The social touch

Larry Osterman's recent blog entry gathered stories about a passed-away core Windows Multimedia developer, Syon Bhattacharya. I had never even heard about Syon before Larry's post, yet the memories and stories collected managed to impress me. My condolences to everybody who actually knew him. But allow me to publicly iterate some thoughts raised by Larry's post, as many things said therein jibe well with my recent thoughts on people in the IT business.
It seems Syon was a paragon of a truly dedicated hacker-spirit in the most positive connotation of the word. This is the type of person the IT world could use: the person who relentlessly pursues perfection in their field, but still does it in a spirit that benefits the end user of the product, the fellow developer and the IT field in general.

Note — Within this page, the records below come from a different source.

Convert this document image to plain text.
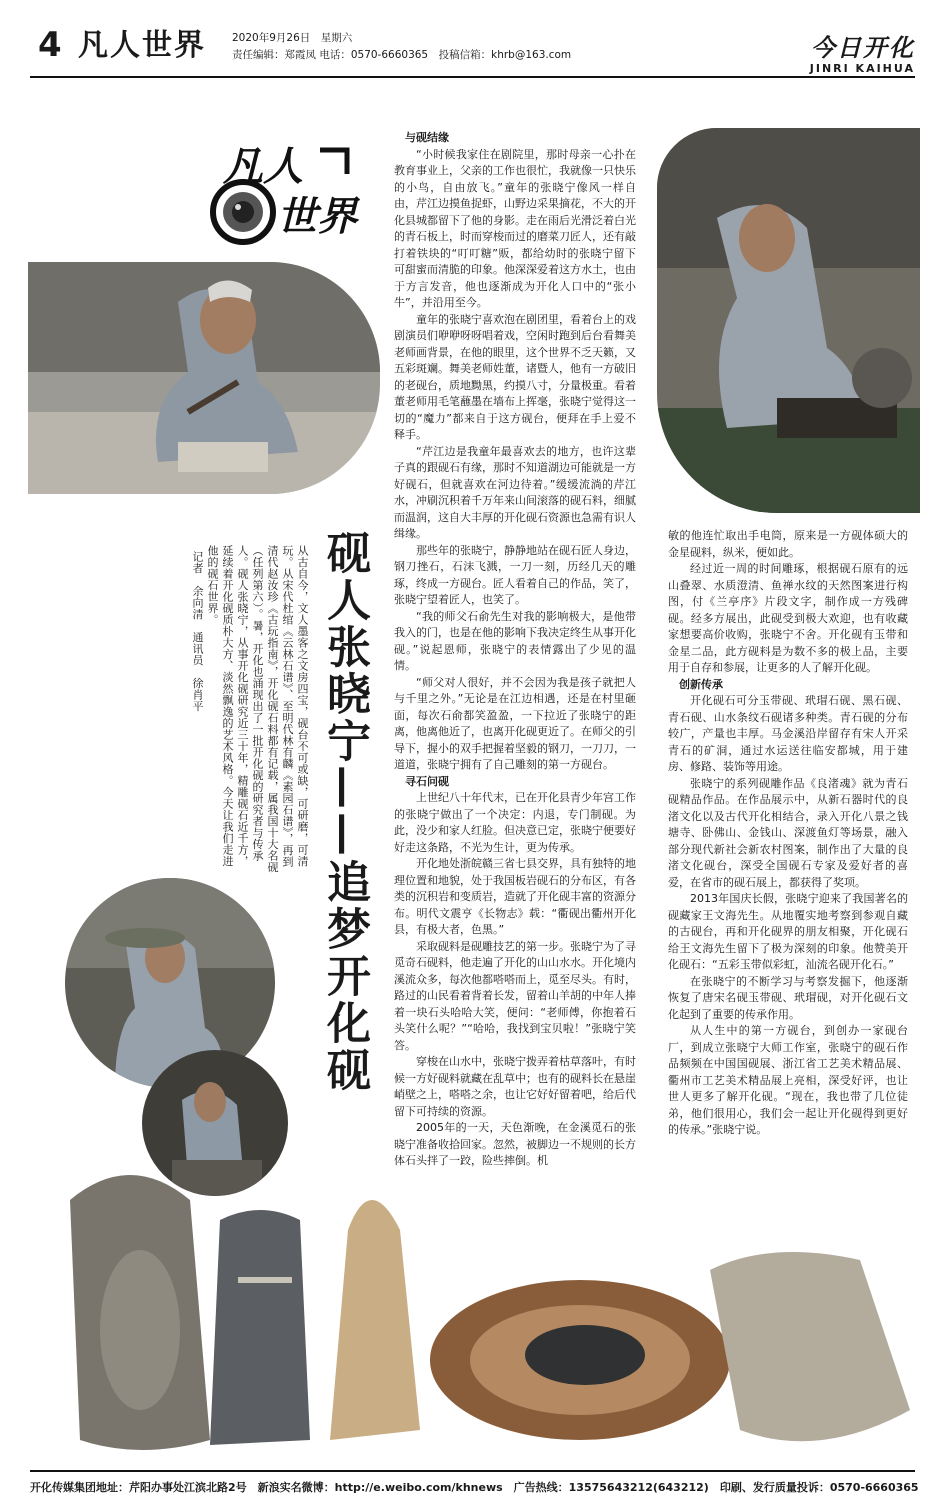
4 凡人世界 2020年9月26日　星期六
责任编辑：郑霞凤 电话：0570-6660365　投稿信箱：khrb@163.com	今日开化
JINRI KAIHUA
凡人
世界
砚人张晓宁——追梦开化砚
从古自今，文人墨客之文房四宝，砚台不可或缺，可研磨，可清玩。从宋代杜绾《云林石谱》、至明代林有麟《素园石谱》，再到清代赵汝珍《古玩指南》，开化砚石料都有记载，属我国十大名砚（任列第六）。暑，开化也涌现出了一批开化砚的研究者与传承人。砚人张晓宁，从事开化砚研究近三十年，精雕砚石近千方，延续着开化砚质朴大方、淡然飘逸的艺术风格。今天让我们走进他的砚石世界。
记者　余向清　通讯员　徐肖平

与砚结缘

“小时候我家住在剧院里，那时母亲一心扑在教育事业上，父亲的工作也很忙，我就像一只快乐的小鸟，自由放飞。”童年的张晓宁像风一样自由，芹江边摸鱼捉虾，山野边采果摘花，不大的开化县城都留下了他的身影。走在雨后光滑泛着白光的青石板上，时而穿梭而过的磨菜刀匠人，还有敲打着铁块的“叮叮糖”贩，都给幼时的张晓宁留下可甜蜜而清脆的印象。他深深爱着这方水土，也由于方言发音，他也逐渐成为开化人口中的“张小牛”，并沿用至今。

童年的张晓宁喜欢泡在剧团里，看着台上的戏剧演员们咿咿呀呀唱着戏，空闲时跑到后台看舞美老师画背景，在他的眼里，这个世界不乏天籁，又五彩斑斓。舞美老师姓董，诸暨人，他有一方破旧的老砚台，质地黝黑，约摸八寸，分量极重。看着董老师用毛笔蘸墨在墙布上挥毫，张晓宁觉得这一切的“魔力”都来自于这方砚台，便拜在手上爱不释手。

“芹江边是我童年最喜欢去的地方，也许这辈子真的跟砚石有缘，那时不知道湖边可能就是一方好砚石，但就喜欢在河边待着。”缓缓流淌的芹江水，冲刷沉积着千万年来山间滚落的砚石料，细腻而温润，这自大丰厚的开化砚石资源也急需有识人缉缘。

那些年的张晓宁，静静地站在砚石匠人身边，钢刀挫石，石沫飞溅，一刀一刻，历经几天的雕琢，终成一方砚台。匠人看着自己的作品，笑了，张晓宁望着匠人，也笑了。

“我的师父石俞先生对我的影响极大，是他带我入的门，也是在他的影响下我决定终生从事开化砚。”说起恩师，张晓宁的表情露出了少见的温情。

“师父对人很好，并不会因为我是孩子就把人与千里之外。”无论是在江边相遇，还是在村里砸面，每次石俞都笑盈盈，一下拉近了张晓宁的距离，他离他近了，也离开化砚更近了。在师父的引导下，握小的双手把握着坚毅的钢刀，一刀刀，一道道，张晓宁拥有了自己雕刻的第一方砚台。

寻石问砚

上世纪八十年代末，已在开化县青少年宫工作的张晓宁做出了一个决定：内退，专门制砚。为此，没少和家人红脸。但决意已定，张晓宁便要好好走这条路，不光为生计，更为传承。

开化地处浙皖赣三省七县交界，具有独特的地理位置和地貌，处于我国板岩砚石的分布区，有各类的沉积岩和变质岩，造就了开化砚丰富的资源分布。明代文震亨《长物志》载：“衢砚出衢州开化县，有极大者，色黑。”

采取砚料是砚雕技艺的第一步。张晓宁为了寻觅奇石砚料，他走遍了开化的山山水水。开化境内溪流众多，每次他都嗒嗒而上，觅至尽头。有时，路过的山民看着背着长发，留着山羊胡的中年人捧着一块石头哈哈大笑，便问：“老师傅，你抱着石头笑什么呢？”“哈哈，我找到宝贝啦！”张晓宁笑答。

穿梭在山水中，张晓宁拨弄着枯草落叶，有时候一方好砚料就藏在乱草中；也有的砚料长在悬崖峭壁之上，嗒嗒之余，也让它好好留着吧，给后代留下可持续的资源。

2005年的一天，天色渐晚，在金溪觅石的张晓宁准备收拾回家。忽然，被脚边一不规则的长方体石头拌了一跤，险些摔倒。机

敏的他连忙取出手电筒，原来是一方砚体硕大的金星砚料，纵米，便如此。

经过近一周的时间雕琢，根据砚石原有的远山叠翠、水质澄清、鱼禅水纹的天然图案进行构图，付《兰亭序》片段文字，制作成一方残碑砚。经多方展出，此砚受到极大欢迎，也有收藏家想要高价收购，张晓宁不舍。开化砚有玉带和金星二品，此方砚料是为数不多的极上品，主要用于自存和参展，让更多的人了解开化砚。

创新传承

开化砚石可分玉带砚、玳瑁石砚、黑石砚、青石砚、山水条纹石砚诸多种类。青石砚的分布较广，产量也丰厚。马金溪沿岸留存有宋人开采青石的矿洞，通过水运送往临安都城，用于建房、修路、装饰等用途。

张晓宁的系列砚雕作品《良渚魂》就为青石砚精品作品。在作品展示中，从新石器时代的良渚文化以及古代开化相结合，录入开化八景之钱塘寺、卧佛山、金钱山、深渡鱼灯等场景，融入部分现代新社会新农村图案，制作出了大量的良渚文化砚台，深受全国砚石专家及爱好者的喜爱，在省市的砚石展上，都获得了奖项。

2013年国庆长假，张晓宁迎来了我国著名的砚藏家王文海先生。从地覆实地考察到参观自藏的古砚台，再和开化砚界的朋友相聚，开化砚石给王文海先生留下了极为深刻的印象。他赞美开化砚石：“五彩玉带似彩虹，汕流名砚开化石。”

在张晓宁的不断学习与考察发掘下，他逐渐恢复了唐宋名砚玉带砚、玳瑁砚，对开化砚石文化起到了重要的传承作用。

从人生中的第一方砚台，到创办一家砚台厂，到成立张晓宁大师工作室，张晓宁的砚石作品频频在中国国砚展、浙江省工艺美术精品展、衢州市工艺美术精品展上亮相，深受好评，也让世人更多了解开化砚。“现在，我也带了几位徒弟，他们很用心，我们会一起让开化砚得到更好的传承。”张晓宁说。

开化传媒集团地址：芹阳办事处江滨北路2号　新浪实名微博：http://e.weibo.com/khnews　广告热线：13575643212(643212)　印刷、发行质量投诉：0570-6660365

The problem is not lack of pursuit for perfection. We have plenty of that, even if the methods – or perhaps even the definition of "perfection" – may be suboptimal. Now, it's easy to guess my point: The problematic part is the "spirit that benefits [somebody else]" part. The selfish attitude is a growing problem, and it's further emphasized by the competitive spirit dominant in many companies (perhaps also fueled by the ever-increasing role of money as a work incentive). "Since information is power, it is not be distributed" – and this attitude alone ruins projects, not to mention human relationships.
Eric S. Raymond's old description of hacker attitude is a good start. However, the hackerisms described are a slippery slope. It's very easy to slide into extreme arrogance once you've become competent at something… An excellent start for a row of failures. While you may get away from it in an open source project with little direct social connections, real life jobs are another thing.
The business direly needs more people who not only understand the technology, but also can mediate between people from vastly different backgrounds. I'm not talking about meetings with salesmen, I'm talking about the developers, architects and project managers who, for example, get that new coder with Java-only competence into their .NET project and face the task of making the dude useful. Close-minded extreme focus on technology is a key ingredient in certain types of development, but most everyday programming tasks and teams benefit more from the open information sharing and supportive attitudes – which is, by the way, a surprisingly good substitute for bleeding edge competence on new technologies.
It's clear Syon was an excellent programmer – a programmer of a level most of us will never reach. Still, his kind character dominates the memorial writings over his significant abilities as an engineer. Since it's likely most of us will fade away with less respectable programming skills, wouldn't it be about time to focus on the character? Technical superiority is far from being the be-all, end-all target for becoming an excellent software developer. Social skills and the vibes you emit are far more critical in determining your true status. I think we've just seen a prime example.